I was outraged by the decision – and determined that the government’s cuts would not consign Union Learn to the dustbin of history. I’m a directly-elected mayor, and as a Labour politician in power, I committed to using my remit as mayor and the resources of the North of Tyne Combined Authority to make Union Learn even better. We produced a plan, not just to rescue it, but to transform it for the post-Covid era.
Lifelong learning and workforce development are an integral part of our drive to develop an inclusive economy here in the North of Tyne. I’m a huge supporter of the work that trade unions do in workplaces up and down the country, so it made sense to explore the possibility of working with the Northern TUC to build on the work that Union Learn has done over the years in the region.
There was also a natural fit with our Good Work Pledge, a unique scheme for employers who value their workforce and recognise trade unions, an essential element of which is having opportunities for workplace training and development. Too many in our region are trapped in low-paid roles with few opportunities for progression due to lack of qualifications. Currently, in North of Tyne, 18% of people hold low or no qualifications, and this is reflected by the fact that 23% of our residents in work are paid below the real living wage and experiencing in-work poverty.
Working hand-in-hand with the unions and our Local Authority colleagues, we have now approved £430,000 to develop a two-year Union Learn project, piloting approaches to help even more low-skills workers to develop their skills and qualifications. We will also collaborate closely with employers in the North of Tyne’s key sectors to champion opportunities for workplace learning, identifying gaps and encouraging joint working to fill them.
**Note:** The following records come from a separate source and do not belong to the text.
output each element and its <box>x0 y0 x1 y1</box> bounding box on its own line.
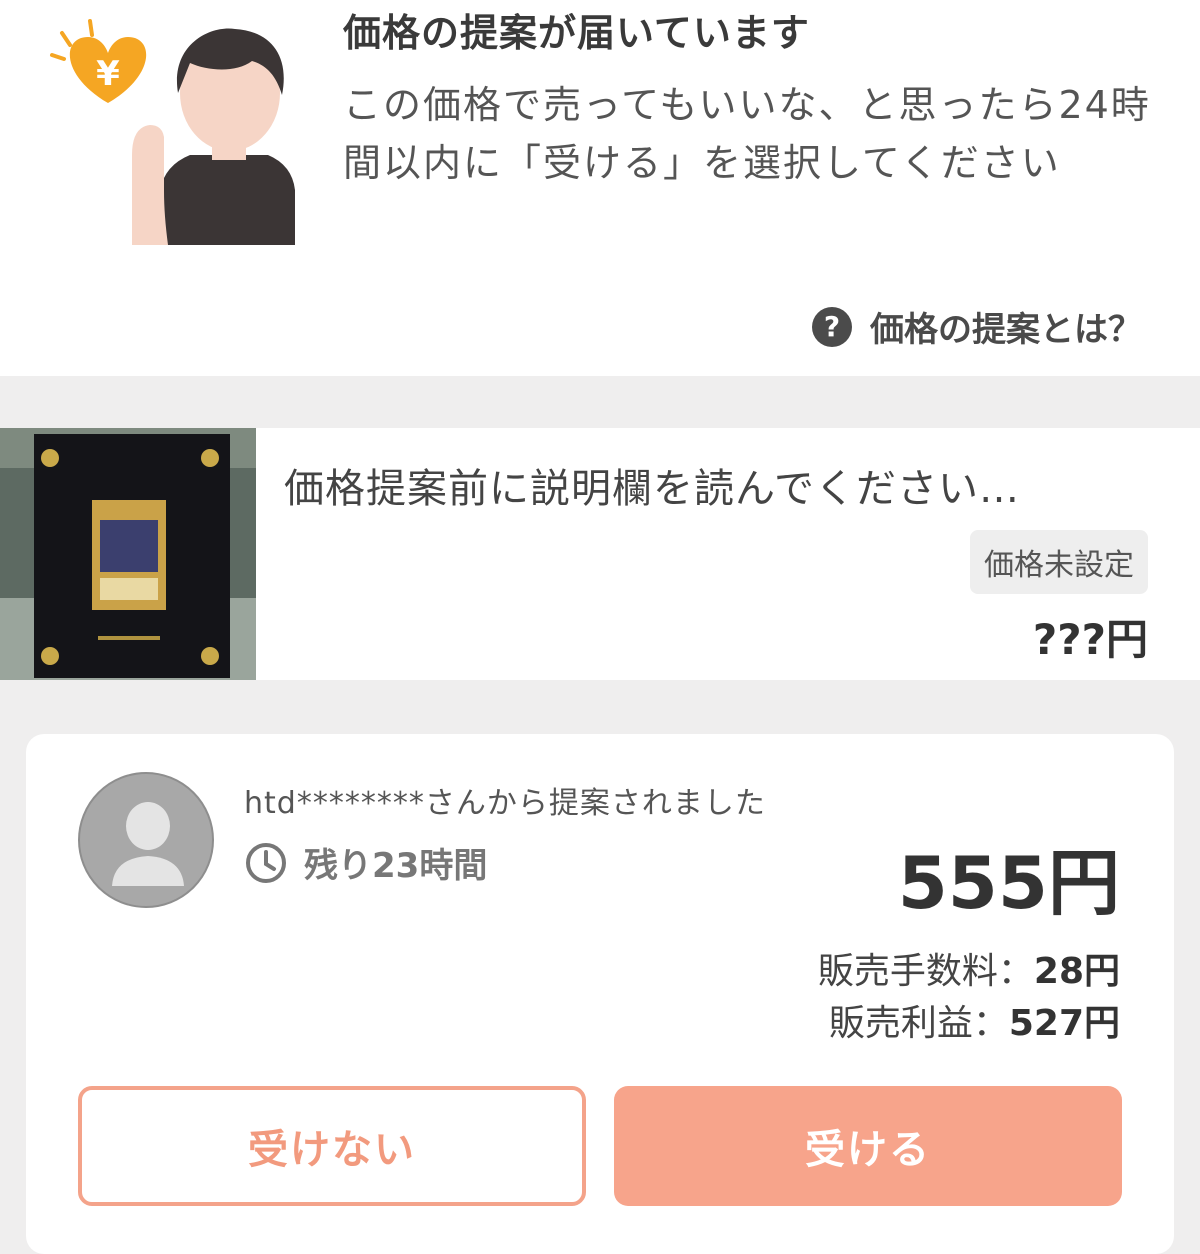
sales-profit-label: 販売利益： <box>828 1003 1009 1044</box>
svg-text:¥: ¥ <box>96 54 120 94</box>
item-row[interactable]: 価格提案前に説明欄を読んでください… 価格未設定 ???円 <box>0 428 1200 680</box>
sales-fee-value: 28円 <box>1033 951 1120 992</box>
avatar <box>78 772 214 908</box>
what-is-offer-link[interactable]: ? 価格の提案とは？ <box>812 302 1142 351</box>
item-thumbnail <box>0 428 256 680</box>
sales-profit-value: 527円 <box>1008 1003 1120 1044</box>
sales-fee-label: 販売手数料： <box>817 951 1034 992</box>
offer-sender: htd********さんから提案されました <box>244 786 766 821</box>
user-silhouette-icon <box>112 802 184 886</box>
item-price: ???円 <box>1032 615 1148 664</box>
time-remaining-label: 残り23時間 <box>304 846 488 886</box>
offer-card: htd********さんから提案されました 残り23時間 555円 販売手数料… <box>26 734 1174 1254</box>
help-link-label: 価格の提案とは？ <box>870 310 1142 350</box>
offer-notice-panel: ¥ 価格の提案が届いています この価格で売ってもいいな、と思ったら24時間以内に… <box>0 0 1200 376</box>
offer-price: 555円 <box>897 841 1120 925</box>
offer-illustration: ¥ <box>50 19 295 245</box>
item-title: 価格提案前に説明欄を読んでください… <box>284 466 1020 512</box>
question-circle-icon: ? <box>812 306 852 347</box>
clock-icon <box>246 842 286 883</box>
price-unset-badge: 価格未設定 <box>970 530 1148 594</box>
sales-profit: 販売利益：527円 <box>829 994 1120 1046</box>
decline-button[interactable]: 受けない <box>78 1086 586 1206</box>
accept-button[interactable]: 受ける <box>614 1086 1122 1206</box>
time-remaining: 残り23時間 <box>244 838 487 887</box>
page-title: 価格の提案が届いています <box>343 11 810 55</box>
sales-fee: 販売手数料：28円 <box>818 942 1120 994</box>
offer-instructions: この価格で売ってもいいな、と思ったら24時間以内に「受ける」を選択してください <box>343 83 1151 185</box>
We know, in the labour movement, that trade unions are much undervalued and derided – partly the result of an outdated and politically jaundiced views of them as ‘wreckers’ of the economy. The reality is very different. Where trade unions are welcomed into workplaces, they are a constructive force. Much of the work they do is hidden and unsung, like Union Learn.
I work closely with the trade unions. I have quarterly meetings with all the regional secretaries. We have trade union representatives on our advisory boards. We have joint projects setting up cooperative supply agencies to combat zero-hours work. We set an example as an employer – I’m proud that my authority has a gender pay gap of zero.
Union Learn is a solid investment. The evidence proves it. From the rubble of the government’s short-sighted decision to pull funding, the North of Tyne Combined Authority has been able to step up and create something positive, concrete and better than before. It is what I am here to do, just like our trade unions.